Acido urico, ipertensione e losartan: i 10 punti chiave


Perché l’acido urico peggiora l’ipertensione? Quali sono gli effetti di losartan? Lo spiegano il prof. Claudio Borghi e il prof. Roberto Pontremoli

Prevenzione cardiovascolare: studi evidenziano una maggiore efficacia antipertensiva di losartan grazie al suo effetto uricosurico ancillare

Nel corso dell’incontro virtuale “Losartan ed effetto uricosurico”, è stato ampiamente evidenziato il rapporto esistente tra iperuricemia e ipertensione arteriosa, da un lato, e, dall’altro, il ruolo di losartan, antagonista del recettore II dell’angiotensina con importante ruolo ancillare ipouricemizzante. Essendo i farmaci indicarti per la riduzione dell’iperuricemia asintomatica e della gotta appartenenti a un’altra classe di farmaci, losartan acquista un valore nei pazienti con ipertensione iperuricemico.

Al termine dell’evento, il prof. Claudio Borghi, ordinario di Medicina Interna dell’Università di Bologna, e il prof. Roberto Pontremoli, ordinario di ordinario di Nefrologia dell’Università di Genova, hanno voluto approfondire l’argomento rispondendo a 10 domande chiave.

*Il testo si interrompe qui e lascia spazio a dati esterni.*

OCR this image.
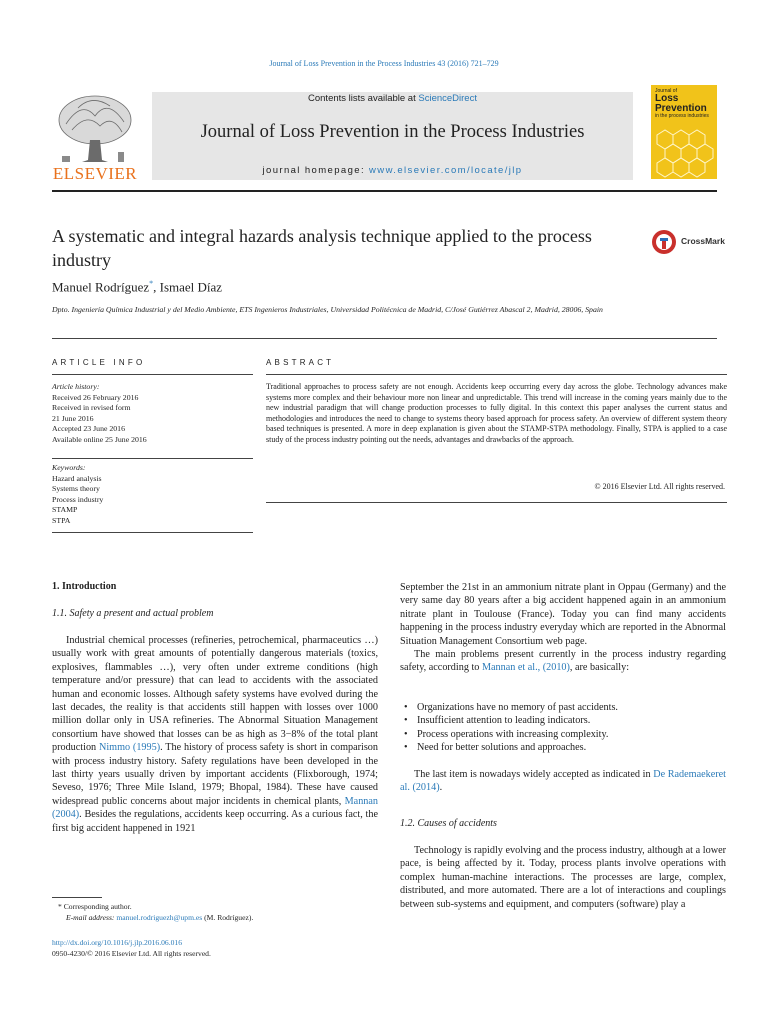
Journal of Loss Prevention in the Process Industries 43 (2016) 721–729
ELSEVIER
Contents lists available at ScienceDirect
Journal of Loss Prevention in the Process Industries
journal homepage: www.elsevier.com/locate/jlp
Journal of
Loss
Prevention
in the process industries
A systematic and integral hazards analysis technique applied to the process industry
CrossMark
Manuel Rodríguez*, Ismael Díaz
Dpto. Ingeniería Química Industrial y del Medio Ambiente, ETS Ingenieros Industriales, Universidad Politécnica de Madrid, C/José Gutiérrez Abascal 2, Madrid, 28006, Spain
ARTICLE INFO	ABSTRACT
Article history:
Received 26 February 2016
Received in revised form
21 June 2016
Accepted 23 June 2016
Available online 25 June 2016
Keywords:
Hazard analysis
Systems theory
Process industry
STAMP
STPA
Traditional approaches to process safety are not enough. Accidents keep occurring every day across the globe. Technology advances make systems more complex and their behaviour more non linear and unpredictable. This trend will increase in the coming years mainly due to the new industrial paradigm that will change production processes to fully digital. In this context this paper analyses the current status and methodologies and introduces the need to change to systems theory based approach for process safety. An overview of different system theory based techniques is presented. A more in deep explanation is given about the STAMP-STPA methodology. Finally, STPA is applied to a case study of the process industry pointing out the needs, advantages and drawbacks of the approach.
© 2016 Elsevier Ltd. All rights reserved.
1. Introduction
1.1. Safety a present and actual problem

Industrial chemical processes (refineries, petrochemical, pharmaceutics …) usually work with great amounts of potentially dangerous materials (toxics, explosives, flammables …), very often under extreme conditions (high temperature and/or pressure) that can lead to accidents with the associated human and economic losses. Although safety systems have evolved during the last decades, the reality is that accidents still happen with losses over 1000 million dollar only in USA refineries. The Abnormal Situation Management consortium have showed that losses can be as high as 3−8% of the total plant production Nimmo (1995). The history of process safety is short in comparison with process industry history. Safety regulations have been developed in the last thirty years usually driven by important accidents (Flixborough, 1974; Seveso, 1976; Three Mile Island, 1979; Bhopal, 1984). These have caused widespread public concerns about major incidents in chemical plants, Mannan (2004). Besides the regulations, accidents keep occurring. As a curious fact, the first big accident happened in 1921

* Corresponding author.
E-mail address: manuel.rodriguezh@upm.es (M. Rodríguez).
http://dx.doi.org/10.1016/j.jlp.2016.06.016
0950-4230/© 2016 Elsevier Ltd. All rights reserved.

September the 21st in an ammonium nitrate plant in Oppau (Germany) and the very same day 80 years after a big accident happened again in an ammonium nitrate plant in Toulouse (France). Today you can find many accidents happening in the process industry everyday which are reported in the Abnormal Situation Management Consortium web page.

The main problems present currently in the process industry regarding safety, according to Mannan et al., (2010), are basically:

• Organizations have no memory of past accidents.
• Insufficient attention to leading indicators.
• Process operations with increasing complexity.
• Need for better solutions and approaches.

The last item is nowadays widely accepted as indicated in De Rademaekeret al. (2014).

1.2. Causes of accidents

Technology is rapidly evolving and the process industry, although at a lower pace, is being affected by it. Today, process plants involve operations with complex human-machine interactions. The processes are large, complex, distributed, and more automated. There are a lot of interactions and couplings between sub-systems and equipment, and computers (software) play a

1) Perché l’acido urico peggiora l’ipertensione e quali sono i valori soglia per intervenire?
I principali meccanismi di interazione tra acido urico e ipertensione arteriosa possono essere riassunti nei seguenti punti (vedi Tabella 1):


Tabella 1 – Possibili meccanismi di interazione tra acido urico e ipertensione arteriosa

  • una possibile combinazione con altri fattori di rischio nello stesso soggetto;
  • il deposito di urato a livello della parete dei vasi, che potrebbe cambiare il loro calibro contribuendo quindi allo sviluppo di ipertensione, nonostante sia noto che l’ipertensione si sviluppa per livelli molto inferiori a quelli di deposizione dell’acido urico;
  • il ruolo giocato dalla predisposizione genetica che può essere sostanziale; non tenuta in considerazione per lunghi anni oggi tale fattore è ritornato in primo piano sulla base di alcune evidenze che potrebbero avere ricadute vantaggiose anche in termini terapeutici;
  • il danno renale subclinico, ovviamente (occorre però specificare che nei pazienti nei quali l’aumento dell’acido urico avviene per questo motivo, non si realizzano quelle condizioni di interazioni fra uricemia e ipertensione alle quali facciamo riferimento, pur essendo questa una popolazione di pazienti che trae un notevole beneficio dal trattamento con losartan, che ha anche una capacità rilevante di protezione renale;
  • l’aumento dello stress ossidativo, che al momento costituisce l’ipotesi più accreditata, è generato dalla produzione di acido urico attraverso l’attivazione della xantina ossidasi; ciò fa sì che lo stesso acido urico prodotto in eccesso circoli in maniera proporzionale rispetto all’attivazione della xantina ossidasi stessa.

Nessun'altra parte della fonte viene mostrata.